16 July 1782, Wolfgang Amadeus Mozart’s “Die Entführung aus dem Serail” (The Abduction from the Seraglio) premiered at the Vienna Burgtheater with the composer conducting.
“All our endeavour ... to confine ourselves to what is simple and limited was lost when Mozart appeared. Die Entführung aus dem Serail conquered all, and our own carefully written piece has never been so much as mentioned in theater circles.“ (Goethe)

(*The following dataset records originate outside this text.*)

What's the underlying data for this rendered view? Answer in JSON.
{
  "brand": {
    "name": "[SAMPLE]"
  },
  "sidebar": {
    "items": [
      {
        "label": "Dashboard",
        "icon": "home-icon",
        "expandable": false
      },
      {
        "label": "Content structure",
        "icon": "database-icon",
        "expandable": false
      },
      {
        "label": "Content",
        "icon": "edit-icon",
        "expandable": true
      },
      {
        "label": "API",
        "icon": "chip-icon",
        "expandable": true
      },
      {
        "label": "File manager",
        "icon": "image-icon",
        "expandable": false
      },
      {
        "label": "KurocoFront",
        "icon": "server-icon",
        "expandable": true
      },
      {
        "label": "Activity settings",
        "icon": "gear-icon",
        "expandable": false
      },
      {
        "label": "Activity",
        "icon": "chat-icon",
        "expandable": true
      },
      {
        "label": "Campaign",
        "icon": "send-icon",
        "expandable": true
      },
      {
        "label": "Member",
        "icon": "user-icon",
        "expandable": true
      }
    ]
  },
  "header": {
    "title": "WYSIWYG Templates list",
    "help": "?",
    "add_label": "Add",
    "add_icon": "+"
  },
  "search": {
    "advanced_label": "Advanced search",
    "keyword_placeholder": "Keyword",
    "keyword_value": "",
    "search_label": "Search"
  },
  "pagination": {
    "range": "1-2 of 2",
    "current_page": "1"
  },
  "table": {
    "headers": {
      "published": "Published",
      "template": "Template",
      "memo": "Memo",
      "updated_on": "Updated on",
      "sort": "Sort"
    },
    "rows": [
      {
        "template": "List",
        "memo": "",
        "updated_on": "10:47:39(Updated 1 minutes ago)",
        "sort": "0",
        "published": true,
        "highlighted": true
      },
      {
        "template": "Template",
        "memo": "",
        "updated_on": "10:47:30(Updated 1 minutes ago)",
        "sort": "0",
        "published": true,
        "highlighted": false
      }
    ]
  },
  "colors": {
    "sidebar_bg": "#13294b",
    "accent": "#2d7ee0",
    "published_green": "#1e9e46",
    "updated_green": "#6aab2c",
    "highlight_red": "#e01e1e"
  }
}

|Anton Hickel: "Roxelana and the Sultan" (1780)|
|A 17th century imagination of Europeans sold on an Oriental slave market|
|Mozart (the small one in the centre) attending a performance of "Il Seraglio" in Berlin (1789)|
“Il Seraglio” was not only among the first German operas but lifts the curtain to Mozart’s mature masterworks. The start of his career’s climax with a Janissary drumbeat was slightly marred by the fact that the Salzburgian genius had simply commandeered one Christoph Bretzner of Berlin’s libretto known as “Belmont und Constanze, oder Die Entführung aus dem Serail“, published during the previous year. He and his librettist Gottlieb Stephanie reworked the whole thing completely, without asking Bretzner’s permission, naturally, and made it into an intricately woven, timeless masterpiece, copyright infringement or not. And intricately woven enough to make its enlightened absolutist commissioner Emperor Joseph II complain “Zu schön für unsere Ohren, und gewaltig viel Noten, lieber Mozart!", too beautiful for our ears and a mighty lot of notes and dear Mozart answered to his sovereign and eternity: “There are just as many notes as there should be.“ His Habsburg Majesty remained an ardent supporter and patron regardless and appointed Mozart as his “chamber composer” a couple of years later. A job that famously didn’t pay very much, just as the salary for writing “Il Seraglio” amounted to a rather manageable amount. The two opening performances in Vienna alone yielded three times of the 100 Imperial Ducats he was paid, about 10,000 Euros in today’s money, and Mozart saw nothing of it, neither did he earn something from the several booked-out performances staged already during his life and times across Europe. 100 Imperial Ducats, however, was about one third of an annual Viennese middle class income and not half bad for an artist in his twenties on the brink of his great breakthrough and most of the good people of Vienna lived from hand to mouth anyway. Meagre, admittedly, from an economic viewpoint for one of the most popular operas of all times.